IT’S DIFFICULT TO say whether last week’s lackluster first quarter numbers are indicative of a general demise in lobbying activity. Insiders are providing the press with abundant reasons to eschew the data, among these the assertion that Congress is nursing a hangover from the fiscal cliff, and that lobbying traditionally picks up in springtime.
Perhaps. These arguments, though seductive, will only be well-founded if Q2 numbers reveal a dramatic rebound. Some are certain this will happen. Rich Gold of Holland & Knight told The Hill that “the second quarter is when it’s going to hit.” He told The Washington Post that “a lot of hiring occurred in March, so you’re not collecting the dollars until the second quarter.” And The Post itself followed up with this argument: “The true test for firms may come in the second quarter, after companies and associations have a chance to review new legislation and take positions on which portions of it they want to oppose or support.”

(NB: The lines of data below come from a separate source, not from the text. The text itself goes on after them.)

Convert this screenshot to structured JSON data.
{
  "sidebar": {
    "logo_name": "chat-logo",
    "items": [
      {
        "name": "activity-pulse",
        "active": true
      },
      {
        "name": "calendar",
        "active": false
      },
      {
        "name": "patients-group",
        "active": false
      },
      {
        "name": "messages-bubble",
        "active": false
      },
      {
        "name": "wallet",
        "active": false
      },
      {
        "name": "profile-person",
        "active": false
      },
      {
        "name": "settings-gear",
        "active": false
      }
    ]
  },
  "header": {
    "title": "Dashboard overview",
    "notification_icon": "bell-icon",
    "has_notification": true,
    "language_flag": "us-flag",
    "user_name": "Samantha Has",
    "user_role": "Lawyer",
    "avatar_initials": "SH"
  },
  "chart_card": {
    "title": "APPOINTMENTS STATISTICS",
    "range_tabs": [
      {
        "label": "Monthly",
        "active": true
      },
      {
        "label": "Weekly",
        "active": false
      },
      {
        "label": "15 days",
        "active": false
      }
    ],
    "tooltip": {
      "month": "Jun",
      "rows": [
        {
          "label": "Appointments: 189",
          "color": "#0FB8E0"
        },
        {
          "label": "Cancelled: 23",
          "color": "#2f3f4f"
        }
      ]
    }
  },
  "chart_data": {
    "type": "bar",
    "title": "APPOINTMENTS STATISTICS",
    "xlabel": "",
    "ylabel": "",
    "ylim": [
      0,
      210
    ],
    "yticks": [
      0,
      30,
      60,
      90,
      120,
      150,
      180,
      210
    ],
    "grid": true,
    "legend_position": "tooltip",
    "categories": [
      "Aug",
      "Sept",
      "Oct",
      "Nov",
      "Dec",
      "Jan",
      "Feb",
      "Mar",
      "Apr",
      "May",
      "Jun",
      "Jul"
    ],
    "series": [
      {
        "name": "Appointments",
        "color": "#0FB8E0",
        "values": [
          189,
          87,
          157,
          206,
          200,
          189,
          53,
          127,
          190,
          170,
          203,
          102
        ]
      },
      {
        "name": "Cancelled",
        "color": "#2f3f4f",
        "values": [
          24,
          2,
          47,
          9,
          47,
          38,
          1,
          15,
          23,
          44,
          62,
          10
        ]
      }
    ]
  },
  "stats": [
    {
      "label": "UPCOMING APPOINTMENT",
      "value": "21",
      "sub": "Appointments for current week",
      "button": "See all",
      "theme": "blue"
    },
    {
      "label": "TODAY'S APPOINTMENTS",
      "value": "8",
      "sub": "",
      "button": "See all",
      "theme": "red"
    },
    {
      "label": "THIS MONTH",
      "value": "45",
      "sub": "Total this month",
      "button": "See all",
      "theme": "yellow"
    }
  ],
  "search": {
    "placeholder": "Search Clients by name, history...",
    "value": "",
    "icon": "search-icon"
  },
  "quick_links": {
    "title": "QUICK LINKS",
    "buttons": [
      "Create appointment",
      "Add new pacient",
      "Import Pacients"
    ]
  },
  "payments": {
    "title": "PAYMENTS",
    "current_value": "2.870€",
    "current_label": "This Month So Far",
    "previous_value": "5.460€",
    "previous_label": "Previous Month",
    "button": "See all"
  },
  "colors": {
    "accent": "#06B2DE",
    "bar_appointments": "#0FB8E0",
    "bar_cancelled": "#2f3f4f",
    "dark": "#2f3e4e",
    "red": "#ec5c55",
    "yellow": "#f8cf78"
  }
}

Until then, however (Q2 ends in two months), the numbers remain strikingly low. Even compared to other first quarters (see graph), the last few months were a pitiful showing. Finally, the argument (articulated by one prominent lobbyist) that the opening of a new Congress is the most likely cause for this kind of slump simply doesn’t hold water. At the start of the 111th and 112th Congresses, the top ten lobbying firms spent over 1.5 times as much as they did this time around.